(Penang, Sunday): Last week,
the police revealed that Chinese represented only one per cent of the latest
batch of police trainees and a new police strategy to attract more Chinese
teenagers to join the uniformed force by going directly to the schools
nation-wide.
I doubt that the police is going to be more successful in this way to get more Chinese to join the police force, as the law-enforcement agency should be as multi-racial as possible reflecting Malaysia’s plural population.
At about the same time, the MCA leaders were promising to resolve the chronic shortage of Chinese school teachers in three years - which is again going to be another broken promise in a long catalogue of unkept MCA pledges.
The authorities must be prepared make bold decisions to resolve these chronic problems, as conventional solutions cannot apply any more.

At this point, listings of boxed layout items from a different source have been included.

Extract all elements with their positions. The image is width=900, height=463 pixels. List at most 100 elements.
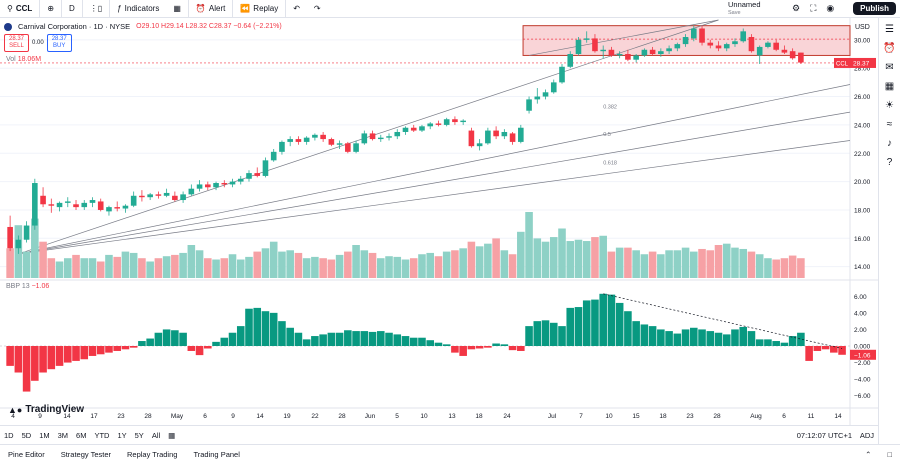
date-range-icon[interactable]: ▦ (168, 430, 176, 440)
timeframe-1y[interactable]: 1Y (117, 430, 127, 440)
candle-body (213, 183, 219, 188)
bbp-bar (813, 346, 822, 351)
notifications-icon[interactable]: ♪ (887, 138, 892, 149)
bbp-bar (187, 346, 196, 351)
settings-icon[interactable]: ⚙ (792, 3, 801, 13)
bbp-bar (475, 346, 484, 349)
bbp-bar (6, 346, 14, 366)
candle-body (583, 38, 590, 40)
volume-bar (517, 231, 525, 278)
timeframe-1d[interactable]: 1D (4, 430, 14, 440)
interval-button[interactable]: D (61, 0, 82, 17)
time-tick-label: 4 (11, 413, 15, 420)
volume-bar (212, 259, 220, 278)
bbp-bar (500, 344, 509, 346)
volume-bar (171, 254, 179, 278)
tab-replay-trading[interactable]: Replay Trading (127, 449, 178, 459)
candle-body (377, 137, 384, 140)
candles (7, 25, 804, 254)
bbp-bar (764, 339, 772, 346)
spread-value: 0.00 (32, 40, 44, 46)
tab-trading-panel[interactable]: Trading Panel (193, 449, 240, 459)
candle-body (658, 51, 664, 55)
indicators-label: Indicators (124, 4, 160, 13)
indicators-button[interactable]: ƒ Indicators (109, 0, 166, 17)
collapse-panel-icon[interactable]: ⌃ (865, 449, 872, 459)
volume-bar (665, 250, 673, 278)
layout-name-button[interactable]: Unnamed Save (728, 1, 761, 17)
volume-bar (146, 261, 154, 278)
volume-bar (690, 251, 698, 278)
candle-body (353, 143, 359, 152)
candle-body (410, 127, 417, 131)
volume-bar (195, 250, 204, 278)
bbp-tick-label: −6.00 (854, 393, 871, 400)
candle-body (262, 160, 269, 176)
price-tick-label: 20.00 (854, 179, 871, 186)
time-tick-label: 5 (395, 413, 399, 420)
volume-bar (352, 245, 360, 278)
fib-fan: 0.382 0.5 0.618 (18, 19, 851, 255)
sell-button[interactable]: 28.37 SELL (4, 34, 30, 52)
buy-button[interactable]: 28.37 BUY (46, 34, 72, 52)
chat-icon[interactable]: ✉ (885, 62, 894, 73)
volume-bar (451, 250, 459, 278)
volume-bar (731, 247, 739, 278)
plus-circle-icon: ⊕ (47, 4, 55, 13)
watchlist-icon[interactable]: ☰ (885, 24, 894, 35)
help-icon[interactable]: ? (886, 157, 893, 168)
time-tick-label: 24 (503, 413, 511, 420)
adj-toggle[interactable]: ADJ (859, 430, 874, 440)
candle-body (279, 141, 285, 152)
time-tick-label: 14 (63, 413, 71, 420)
timeframe-ytd[interactable]: YTD (94, 430, 110, 440)
camera-icon[interactable]: ◉ (826, 3, 835, 13)
publish-button[interactable]: Publish (853, 2, 896, 15)
alerts-icon[interactable]: ⏰ (883, 43, 896, 54)
templates-button[interactable]: ▦ (166, 0, 188, 17)
timeframe-3m[interactable]: 3M (57, 430, 69, 440)
bbp-bar (113, 346, 121, 351)
bbp-tick-label: −2.00 (854, 360, 871, 367)
price-tick-label: 22.00 (854, 151, 871, 158)
bbp-bar (171, 330, 179, 346)
bbp-bar (228, 332, 237, 346)
compare-symbol-button[interactable]: ⊕ (39, 0, 61, 17)
candle-body (592, 38, 598, 52)
timeframe-6m[interactable]: 6M (76, 430, 87, 440)
fullscreen-icon[interactable]: ⛶ (810, 3, 817, 13)
calendar-icon[interactable]: ▦ (884, 81, 895, 92)
candle-body (64, 201, 71, 203)
chart-type-button[interactable]: ⋮▯ (81, 0, 109, 17)
candle-body (649, 49, 656, 55)
bbp-bar (706, 331, 715, 346)
candle-body (789, 51, 796, 59)
bbp-bar (722, 334, 731, 346)
symbol-search-button[interactable]: ⚲ CCL (0, 0, 39, 17)
signal-icon[interactable]: ≈ (886, 119, 893, 130)
time-tick-label: 6 (782, 413, 786, 420)
timeframe-5y[interactable]: 5Y (134, 430, 144, 440)
replay-button[interactable]: ⏪ Replay (232, 0, 285, 17)
timeframe-1m[interactable]: 1M (39, 430, 50, 440)
undo-button[interactable]: ↶ (285, 0, 307, 17)
candle-body (56, 202, 63, 208)
timeframe-all[interactable]: All (151, 430, 161, 440)
chart-grid (0, 18, 878, 425)
axes: USD 30.00 28.00 26.00 24.00 22.00 20.00 18.00 16… (11, 24, 876, 420)
tab-strategy-tester[interactable]: Strategy Tester (60, 449, 111, 459)
ideas-icon[interactable]: ☀ (885, 100, 894, 111)
maximize-panel-icon[interactable]: □ (887, 449, 892, 459)
candle-body (312, 134, 318, 138)
bbp-bar (294, 332, 303, 346)
candle-body (15, 239, 22, 249)
tab-pine-editor[interactable]: Pine Editor (8, 449, 45, 459)
volume-bar (442, 251, 451, 278)
volume-legend: Vol 18.06M (6, 56, 41, 63)
volume-bar (294, 252, 303, 278)
alert-button[interactable]: ⏰ Alert (187, 0, 232, 17)
candle-body (452, 119, 458, 123)
redo-button[interactable]: ↷ (307, 0, 328, 17)
timeframe-5d[interactable]: 5D (21, 430, 32, 440)
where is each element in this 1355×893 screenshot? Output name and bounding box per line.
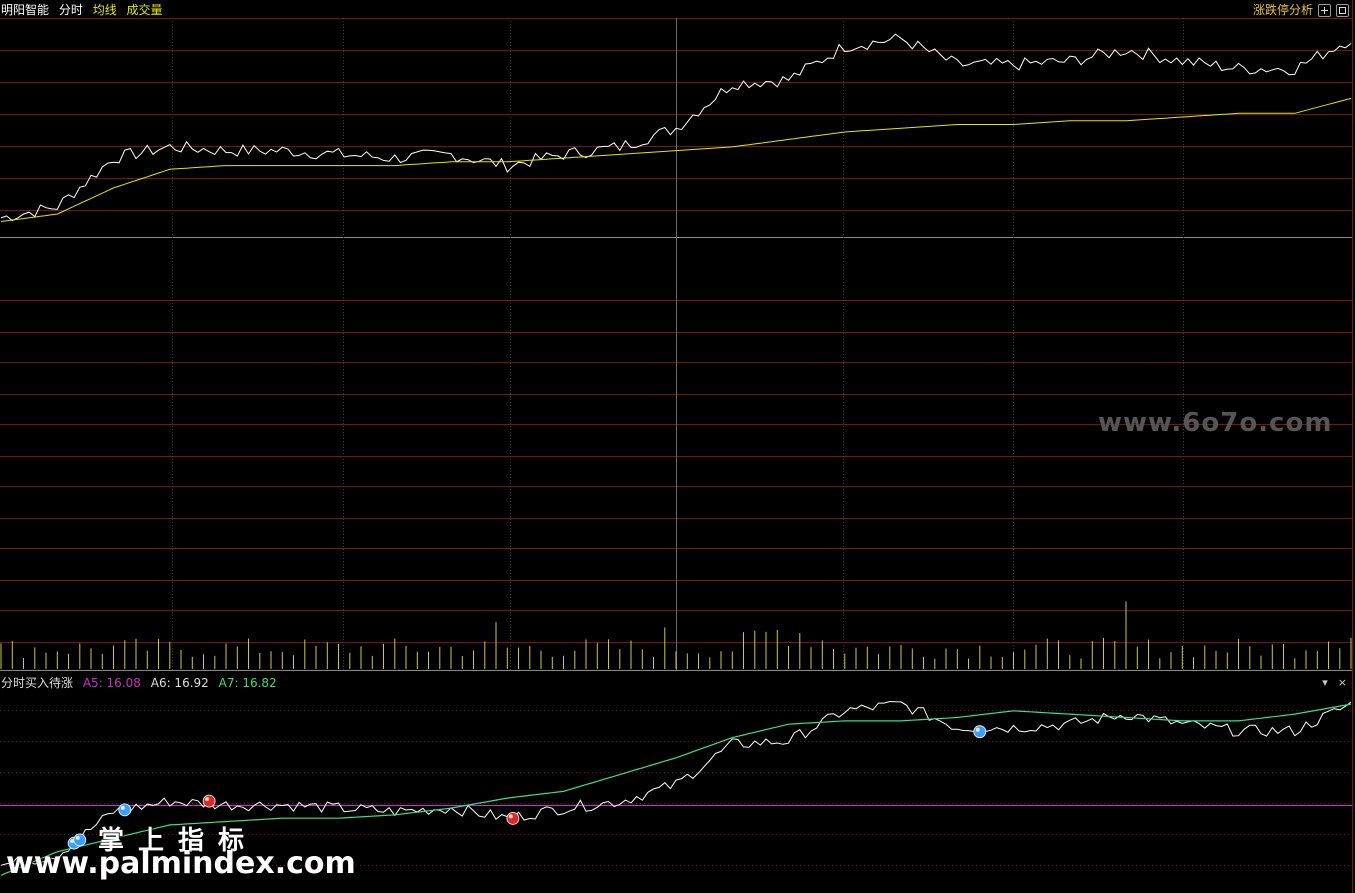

One bold decision to resolve the problem of chronic shortage of Chinese school teachers as well as the low Chinese participation rate in the police force is for the government to recognise the Unified Examinations Certificate (UEC) of the Chinese Independent Secondary Schools for entry purposes.
In fact, this will have the third effect of checking the serious problem of brain-drain in Malaysia.
Early this year, Malaysia suffered a serious brain-drain when more than 500 of the "best and brightest" school-leavers from the 60 Chinese Independent Secondary Schools were directly recruited into Singapore universities - which must be regarded as a scandal for a country which wants to transform itself into a K-economy where knowledge, human ingenuity and skill have replaced labour and capital as the most important factor of production.
It is in the best national interests of the country that there must be a New Deal for Mother-Tongue Education in the Eighth Malaysia Plan, incorporating new strategies and targets like the government recognition of UEC.